03. Review of Basic Data Analytic Methods Using R Flashcards
What is a factor
A factor is vector of values that are limited to a fixed set of values (categories). Factors always have levels (the things it allows to be put in - like it had a data validation drop down list). When you first create the factor it will assume the different options are the initial options, after that it will check against this set of levels.
What is a list
A list is a vector of values which can contain different data types
What is an array
An array can only contain the same type of data. Arrays can multi-dimensional. i.e. rows and columns and sheets and workbooks etc
What is a dataframe
A dataframe is a table of vectors or factors; all items of the same length. Individual columns are the same data type, but different columns can be different data types.
What is a record
A single cell
What is a pairs plot
It plots every variable against every other variable. Also known as a Splom or a ScatterPlot
What do T-Tests use
Samples of the population (not the full population)
What are T-Tests use
Samples of the population (not the full population) are tested to compare against a NULL hypothesis (i.e. checking if there is a statistical significance)

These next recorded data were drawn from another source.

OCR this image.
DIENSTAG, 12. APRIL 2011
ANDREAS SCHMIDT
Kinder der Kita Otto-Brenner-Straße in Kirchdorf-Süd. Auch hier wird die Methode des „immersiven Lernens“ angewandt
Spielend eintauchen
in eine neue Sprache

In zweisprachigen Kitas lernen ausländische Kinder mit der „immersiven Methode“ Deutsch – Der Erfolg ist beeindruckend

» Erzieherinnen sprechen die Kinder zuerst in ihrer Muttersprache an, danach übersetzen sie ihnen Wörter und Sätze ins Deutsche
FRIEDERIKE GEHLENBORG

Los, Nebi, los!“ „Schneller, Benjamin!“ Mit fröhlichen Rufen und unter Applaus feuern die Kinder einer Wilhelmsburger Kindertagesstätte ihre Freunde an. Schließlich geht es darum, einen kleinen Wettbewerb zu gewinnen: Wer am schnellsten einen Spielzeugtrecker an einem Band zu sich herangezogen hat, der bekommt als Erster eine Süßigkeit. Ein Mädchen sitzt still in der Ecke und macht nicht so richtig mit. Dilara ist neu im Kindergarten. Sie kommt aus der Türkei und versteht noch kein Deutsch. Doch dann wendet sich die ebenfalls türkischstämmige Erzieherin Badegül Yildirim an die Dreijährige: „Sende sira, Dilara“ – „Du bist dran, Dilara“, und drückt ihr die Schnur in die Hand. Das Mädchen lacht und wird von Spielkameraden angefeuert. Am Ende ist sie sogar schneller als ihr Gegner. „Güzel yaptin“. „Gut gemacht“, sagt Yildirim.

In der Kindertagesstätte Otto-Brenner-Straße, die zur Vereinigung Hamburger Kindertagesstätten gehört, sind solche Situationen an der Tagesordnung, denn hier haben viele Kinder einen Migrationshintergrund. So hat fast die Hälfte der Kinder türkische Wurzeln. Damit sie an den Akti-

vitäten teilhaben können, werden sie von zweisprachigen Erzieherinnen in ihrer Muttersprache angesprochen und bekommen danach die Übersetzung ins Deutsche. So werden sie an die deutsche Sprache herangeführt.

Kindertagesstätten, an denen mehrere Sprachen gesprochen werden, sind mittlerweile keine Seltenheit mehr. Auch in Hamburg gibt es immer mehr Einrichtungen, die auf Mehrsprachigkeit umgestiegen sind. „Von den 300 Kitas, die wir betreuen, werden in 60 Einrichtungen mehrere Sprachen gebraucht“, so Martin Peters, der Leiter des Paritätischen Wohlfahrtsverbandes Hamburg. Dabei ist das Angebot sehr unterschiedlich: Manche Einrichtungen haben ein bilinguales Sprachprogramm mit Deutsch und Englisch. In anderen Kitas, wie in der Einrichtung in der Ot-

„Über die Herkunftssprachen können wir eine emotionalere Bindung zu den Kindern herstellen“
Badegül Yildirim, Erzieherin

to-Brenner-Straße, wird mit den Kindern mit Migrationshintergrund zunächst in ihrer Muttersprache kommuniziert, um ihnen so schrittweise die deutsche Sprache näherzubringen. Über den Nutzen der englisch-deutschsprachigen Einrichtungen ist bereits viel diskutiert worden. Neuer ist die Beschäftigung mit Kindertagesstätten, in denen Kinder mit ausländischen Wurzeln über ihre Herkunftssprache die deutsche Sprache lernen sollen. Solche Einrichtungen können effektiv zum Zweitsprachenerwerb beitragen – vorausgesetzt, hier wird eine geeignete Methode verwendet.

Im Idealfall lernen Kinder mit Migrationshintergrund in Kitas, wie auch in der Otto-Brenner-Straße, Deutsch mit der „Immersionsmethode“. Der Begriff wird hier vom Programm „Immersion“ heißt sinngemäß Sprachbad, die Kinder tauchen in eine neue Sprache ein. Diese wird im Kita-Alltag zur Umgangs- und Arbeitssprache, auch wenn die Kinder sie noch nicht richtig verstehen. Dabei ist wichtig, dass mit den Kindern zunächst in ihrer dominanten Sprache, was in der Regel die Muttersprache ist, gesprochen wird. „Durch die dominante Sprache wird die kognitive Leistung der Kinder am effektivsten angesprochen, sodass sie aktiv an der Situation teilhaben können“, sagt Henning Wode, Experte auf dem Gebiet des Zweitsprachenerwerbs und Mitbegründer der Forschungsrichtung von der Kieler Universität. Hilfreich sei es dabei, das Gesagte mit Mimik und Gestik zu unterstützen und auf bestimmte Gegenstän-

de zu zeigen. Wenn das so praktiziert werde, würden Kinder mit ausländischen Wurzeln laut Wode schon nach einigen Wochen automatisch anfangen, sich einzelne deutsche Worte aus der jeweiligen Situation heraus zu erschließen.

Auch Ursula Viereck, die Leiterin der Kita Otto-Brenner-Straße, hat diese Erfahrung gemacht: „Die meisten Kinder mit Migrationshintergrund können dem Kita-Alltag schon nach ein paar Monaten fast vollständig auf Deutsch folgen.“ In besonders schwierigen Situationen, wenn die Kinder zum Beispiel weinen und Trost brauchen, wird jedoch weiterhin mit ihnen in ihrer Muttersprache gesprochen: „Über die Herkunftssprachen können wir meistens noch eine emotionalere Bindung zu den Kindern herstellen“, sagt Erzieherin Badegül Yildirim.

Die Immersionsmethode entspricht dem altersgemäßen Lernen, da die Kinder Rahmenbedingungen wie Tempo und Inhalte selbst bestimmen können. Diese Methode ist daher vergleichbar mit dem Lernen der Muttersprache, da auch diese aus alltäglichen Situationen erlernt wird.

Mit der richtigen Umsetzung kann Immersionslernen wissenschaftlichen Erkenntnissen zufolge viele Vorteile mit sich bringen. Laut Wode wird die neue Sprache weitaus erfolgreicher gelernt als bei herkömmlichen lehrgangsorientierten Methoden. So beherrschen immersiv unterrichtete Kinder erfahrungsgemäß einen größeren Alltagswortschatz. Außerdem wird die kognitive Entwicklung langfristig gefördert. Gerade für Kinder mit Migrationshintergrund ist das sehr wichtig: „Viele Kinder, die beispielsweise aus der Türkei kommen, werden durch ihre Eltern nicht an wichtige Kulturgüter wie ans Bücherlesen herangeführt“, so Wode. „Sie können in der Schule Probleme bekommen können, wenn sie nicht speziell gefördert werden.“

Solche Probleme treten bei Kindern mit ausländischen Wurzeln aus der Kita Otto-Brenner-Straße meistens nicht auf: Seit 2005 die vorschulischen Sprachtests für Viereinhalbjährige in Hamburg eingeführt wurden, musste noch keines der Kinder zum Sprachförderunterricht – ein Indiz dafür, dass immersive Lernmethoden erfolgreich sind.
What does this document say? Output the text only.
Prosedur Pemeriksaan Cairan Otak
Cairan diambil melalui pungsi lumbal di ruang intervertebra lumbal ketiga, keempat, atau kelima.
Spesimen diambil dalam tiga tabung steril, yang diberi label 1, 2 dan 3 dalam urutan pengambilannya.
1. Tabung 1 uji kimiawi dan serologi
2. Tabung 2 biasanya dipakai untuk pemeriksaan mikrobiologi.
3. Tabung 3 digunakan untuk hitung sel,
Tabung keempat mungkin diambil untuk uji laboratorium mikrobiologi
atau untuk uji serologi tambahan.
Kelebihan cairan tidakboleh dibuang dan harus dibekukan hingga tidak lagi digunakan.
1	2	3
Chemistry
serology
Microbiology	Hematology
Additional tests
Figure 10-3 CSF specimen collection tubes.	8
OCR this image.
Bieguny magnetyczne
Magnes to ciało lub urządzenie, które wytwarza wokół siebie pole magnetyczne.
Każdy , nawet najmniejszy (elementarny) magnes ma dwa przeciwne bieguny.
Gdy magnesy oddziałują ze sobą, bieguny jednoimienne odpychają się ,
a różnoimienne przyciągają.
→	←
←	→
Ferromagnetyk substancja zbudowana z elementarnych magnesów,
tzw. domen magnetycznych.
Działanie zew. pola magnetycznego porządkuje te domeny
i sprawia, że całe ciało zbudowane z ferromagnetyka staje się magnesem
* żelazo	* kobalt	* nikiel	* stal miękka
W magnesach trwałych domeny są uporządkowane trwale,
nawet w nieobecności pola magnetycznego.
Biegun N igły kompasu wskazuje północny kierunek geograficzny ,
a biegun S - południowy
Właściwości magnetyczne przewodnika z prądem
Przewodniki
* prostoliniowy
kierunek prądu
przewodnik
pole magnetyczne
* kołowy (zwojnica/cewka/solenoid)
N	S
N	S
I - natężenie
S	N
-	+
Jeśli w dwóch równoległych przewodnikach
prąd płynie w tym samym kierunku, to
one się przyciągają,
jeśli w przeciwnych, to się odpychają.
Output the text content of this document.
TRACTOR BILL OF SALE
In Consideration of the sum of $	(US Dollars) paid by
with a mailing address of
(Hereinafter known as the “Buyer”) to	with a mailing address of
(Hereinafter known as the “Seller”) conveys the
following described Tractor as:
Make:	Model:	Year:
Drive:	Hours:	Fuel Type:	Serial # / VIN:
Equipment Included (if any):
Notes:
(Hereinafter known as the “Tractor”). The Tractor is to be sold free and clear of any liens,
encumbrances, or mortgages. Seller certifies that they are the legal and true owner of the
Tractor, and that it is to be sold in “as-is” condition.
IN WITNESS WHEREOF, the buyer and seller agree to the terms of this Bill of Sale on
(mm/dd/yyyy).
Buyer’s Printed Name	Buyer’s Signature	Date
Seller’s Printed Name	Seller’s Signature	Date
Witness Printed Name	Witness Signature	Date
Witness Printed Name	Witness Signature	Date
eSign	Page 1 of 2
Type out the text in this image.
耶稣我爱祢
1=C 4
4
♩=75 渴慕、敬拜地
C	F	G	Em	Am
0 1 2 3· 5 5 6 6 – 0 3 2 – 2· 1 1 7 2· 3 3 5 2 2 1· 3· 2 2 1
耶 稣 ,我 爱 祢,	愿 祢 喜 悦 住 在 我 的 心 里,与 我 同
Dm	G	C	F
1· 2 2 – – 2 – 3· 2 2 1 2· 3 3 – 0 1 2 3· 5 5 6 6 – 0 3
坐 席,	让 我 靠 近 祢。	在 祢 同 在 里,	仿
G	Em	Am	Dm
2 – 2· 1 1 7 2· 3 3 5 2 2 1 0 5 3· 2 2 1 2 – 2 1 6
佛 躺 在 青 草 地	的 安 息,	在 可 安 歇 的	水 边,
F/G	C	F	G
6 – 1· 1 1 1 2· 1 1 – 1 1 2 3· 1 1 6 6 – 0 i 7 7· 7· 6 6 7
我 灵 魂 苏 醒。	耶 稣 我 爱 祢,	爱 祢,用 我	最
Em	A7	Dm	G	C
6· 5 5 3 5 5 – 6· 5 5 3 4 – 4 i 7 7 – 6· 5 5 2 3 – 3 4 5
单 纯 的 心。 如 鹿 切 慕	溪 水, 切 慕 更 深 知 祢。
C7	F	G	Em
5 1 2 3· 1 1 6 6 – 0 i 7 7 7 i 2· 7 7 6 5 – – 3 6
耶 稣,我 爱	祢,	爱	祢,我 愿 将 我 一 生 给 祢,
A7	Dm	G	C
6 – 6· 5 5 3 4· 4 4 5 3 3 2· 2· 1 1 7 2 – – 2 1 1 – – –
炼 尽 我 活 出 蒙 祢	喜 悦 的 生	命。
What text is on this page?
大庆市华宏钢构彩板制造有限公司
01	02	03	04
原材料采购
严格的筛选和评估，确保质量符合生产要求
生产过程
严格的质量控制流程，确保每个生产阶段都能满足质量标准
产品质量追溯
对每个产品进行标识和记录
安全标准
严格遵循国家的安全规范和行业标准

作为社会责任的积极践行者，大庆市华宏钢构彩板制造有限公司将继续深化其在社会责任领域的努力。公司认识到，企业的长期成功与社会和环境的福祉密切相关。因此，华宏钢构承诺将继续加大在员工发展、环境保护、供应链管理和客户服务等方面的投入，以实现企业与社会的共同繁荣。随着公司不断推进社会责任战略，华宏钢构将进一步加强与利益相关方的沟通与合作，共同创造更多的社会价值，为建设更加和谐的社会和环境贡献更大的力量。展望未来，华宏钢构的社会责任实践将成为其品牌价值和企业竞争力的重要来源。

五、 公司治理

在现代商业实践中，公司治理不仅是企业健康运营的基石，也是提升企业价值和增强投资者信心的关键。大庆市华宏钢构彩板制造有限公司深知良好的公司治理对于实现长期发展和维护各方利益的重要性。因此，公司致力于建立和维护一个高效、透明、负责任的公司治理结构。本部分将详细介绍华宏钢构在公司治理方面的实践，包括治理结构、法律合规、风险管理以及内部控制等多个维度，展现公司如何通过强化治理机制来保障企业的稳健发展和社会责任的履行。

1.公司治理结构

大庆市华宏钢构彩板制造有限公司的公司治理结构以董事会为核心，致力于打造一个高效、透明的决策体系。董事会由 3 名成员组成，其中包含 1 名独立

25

What can an AVOVA test be used for
AVOVA are used in hypothesis testing when you have more than two sample populations
What is hypothesis testing
where you are picking between the null and the alternative hypothesis
What is statistical power
Statistical Power is a measure of how well that test compares against the null
What is a parametric distribution
The data follows a normal distribution
How is the standard deviation calculated
The standard deviation is the square root of the deviance
The T-Test
Parametric. Can be one test and two test
A “students t-test” is another name for the two sample t test.
Welch’s test
Parametric. But can cope with different standard deviations (hence automatically two sample)